Dia mengatakan semangat menjaga kebinekaan harus terus digaungkan. Billy menegaskan identitas Indonesia yang multikulturalisme, pluralisme dan toleransi.


“(Slogan, red) ‘Kita Bhinneka, Kita Indonesia’ harus tetap digaungkan agar semangat kebinekaan tetap terjaga, sehingga multikulturalisme, pluralisme dan toleransi yang menjadi identitas bangsa Indonesia mampu mempererat mozaik kebangsaan yang retak akibat ulah oknum-oknum yang mereduksi semangat kebinekaan,” ujar dia.

Billy juga menyinggung soal bunyi sila pertama dalam Pancasila. Billy menambahkan Undang-Undang Dasar (UUD) 1945 juga menjamin kebebasan setiap warga beribadah.

“Dalam sila pertama itu sudah jelas ‘Ketuhanan Yang Maha Esa’, yang artinya Bangsa Indonesia telah menyatakan kepercayaan dan ketakwaannya terhadap Tuhan Yang Maha Esa. Oleh karena itu kerukunan hidup dan toleransi antar sesama umat beragama perlu dijaga,” tutur dia.

“Tidak boleh ada intervensi dan pemaksaan terhadap agama tertentu karena UUD sudah menjamin kebebasan setiap warga negara untuk memeluk agama dan menjalankan ibadah menurut agama dan kepercayaannya,” tambah Billy.

Berikut 6 poin sikap PMKRI menyikapi kasus penggerudukan peribadatan mahasiswa di Tangsel:

1. PMKRI mendesak Polri, dalam hal ini Polres Metro Tangerang Selatan untuk segera mengusut tuntas kasus dugaan penganiayaan dan pembatasan kebebasan beragama (sebagaimana diatur dalam Pasal 354 KUHP dan Pasal 28E Ayat (1) UUD 1945)

2. PMKRI meminta Negara harus hadir dan memberikan perlindungan hukum bagi korban dugaan penganiayaan serta menjamin kebebasan beragama untuk segenap warga Indonesia.

3. PMKRI meminta negara perlu rutin melakukan fit and proper test tentang wawasan kebangsaan terhadap pejabat pemerintahan dari tingkat pusat sampai tingkat daerah, serta RT/RW sebagai lembaga kemasyarakatan desa/kelurahan yang bertugas untuk membantu pemerintah desa/kelurahan dalam memberdayakan masyarakat

4. PMKRI mendesak Kementerian Agama Republik Indonesia untuk segera menyikapi atas insiden yang terjadi

5. PMKRI akan turut mengawal proses hukum yang sedang ditempuh sampai tuntas

6. PMKRI menghimbau kepada seluruh umat dan masyarakat Katolik untuk tidak terprovokasi atas insiden yang terjadi.

Polisi Tetapkan 4 Tersangka, Termasuk Ketua RT

Polisi menetapkan empat orang sebagai tersangka di kasus pembubaran doa rosario sejumlah mahasiswa di Setu, Tangerang Selatan.

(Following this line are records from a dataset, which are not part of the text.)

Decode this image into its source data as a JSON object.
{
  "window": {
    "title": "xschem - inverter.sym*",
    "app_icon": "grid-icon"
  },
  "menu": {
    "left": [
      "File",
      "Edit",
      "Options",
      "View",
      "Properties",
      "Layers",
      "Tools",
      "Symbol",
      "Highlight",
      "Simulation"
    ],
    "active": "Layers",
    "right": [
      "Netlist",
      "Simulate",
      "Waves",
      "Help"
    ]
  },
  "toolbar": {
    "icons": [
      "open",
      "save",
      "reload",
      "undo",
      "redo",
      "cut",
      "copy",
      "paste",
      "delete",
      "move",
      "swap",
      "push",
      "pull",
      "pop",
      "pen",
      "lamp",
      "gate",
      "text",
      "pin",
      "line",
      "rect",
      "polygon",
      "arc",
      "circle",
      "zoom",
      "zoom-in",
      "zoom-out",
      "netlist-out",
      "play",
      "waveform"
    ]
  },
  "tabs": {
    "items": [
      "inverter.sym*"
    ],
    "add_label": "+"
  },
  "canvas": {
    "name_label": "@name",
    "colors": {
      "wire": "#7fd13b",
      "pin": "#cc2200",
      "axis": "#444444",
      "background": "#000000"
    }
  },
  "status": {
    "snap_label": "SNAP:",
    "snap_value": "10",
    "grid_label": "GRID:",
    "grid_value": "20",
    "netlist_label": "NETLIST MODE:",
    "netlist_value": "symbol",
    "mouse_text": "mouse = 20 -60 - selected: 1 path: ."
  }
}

Salah satu tersangka adalah ketua RT setempat berinisial D (53).

“Tersangka inisial D meneriaki dengan suara keras dengan nada umpatan dan intimidasi kepada korban beserta temannya,” kata Kapolres Tangsel AKBP Ibnu Bagus Santoso dalam konferensi pers di Polres Tangsel, Selasa (7/5/2024).

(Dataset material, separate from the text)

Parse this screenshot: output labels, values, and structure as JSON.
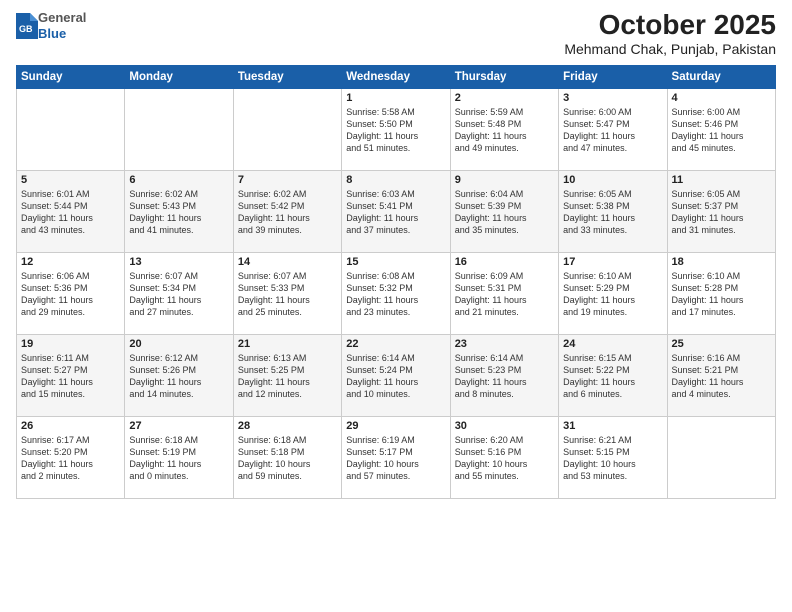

Selain terhadap D, polisi menetapkan tiga orang lainnya sebagai tersangka. Ketiganya masing-masing berinisial I (30), S (36), dan A (26).

Selanjutnya, tersangka I berperan melakukan intimidasi. Tersangka I mendorong korban yang menolak perintah tersangka untuk pergi.

“Tersangka inisial I turut meneriaki korban dengan ucapan intimidasi dan, karena korban menolak perintah Tersangka untuk pergi, maka Tersangka mendorong badan korban dengan tenaga sebanyak dua kali,” tambahnya.

Sedangkan tersangka inisial S dan A sama-sama membawa senjata tajam jenis pisau. Mereka membawa pisau untuk melakukan pengancaman agar korban membubarkan diri.

“Membawa senjata tajam jenis pisau dengan maksud bersama tersangka lainnya melakukan ancaman kekerasan untuk supaya korban dan rekannya merasa takut dan pergi membubarkan diri,” sebutnya.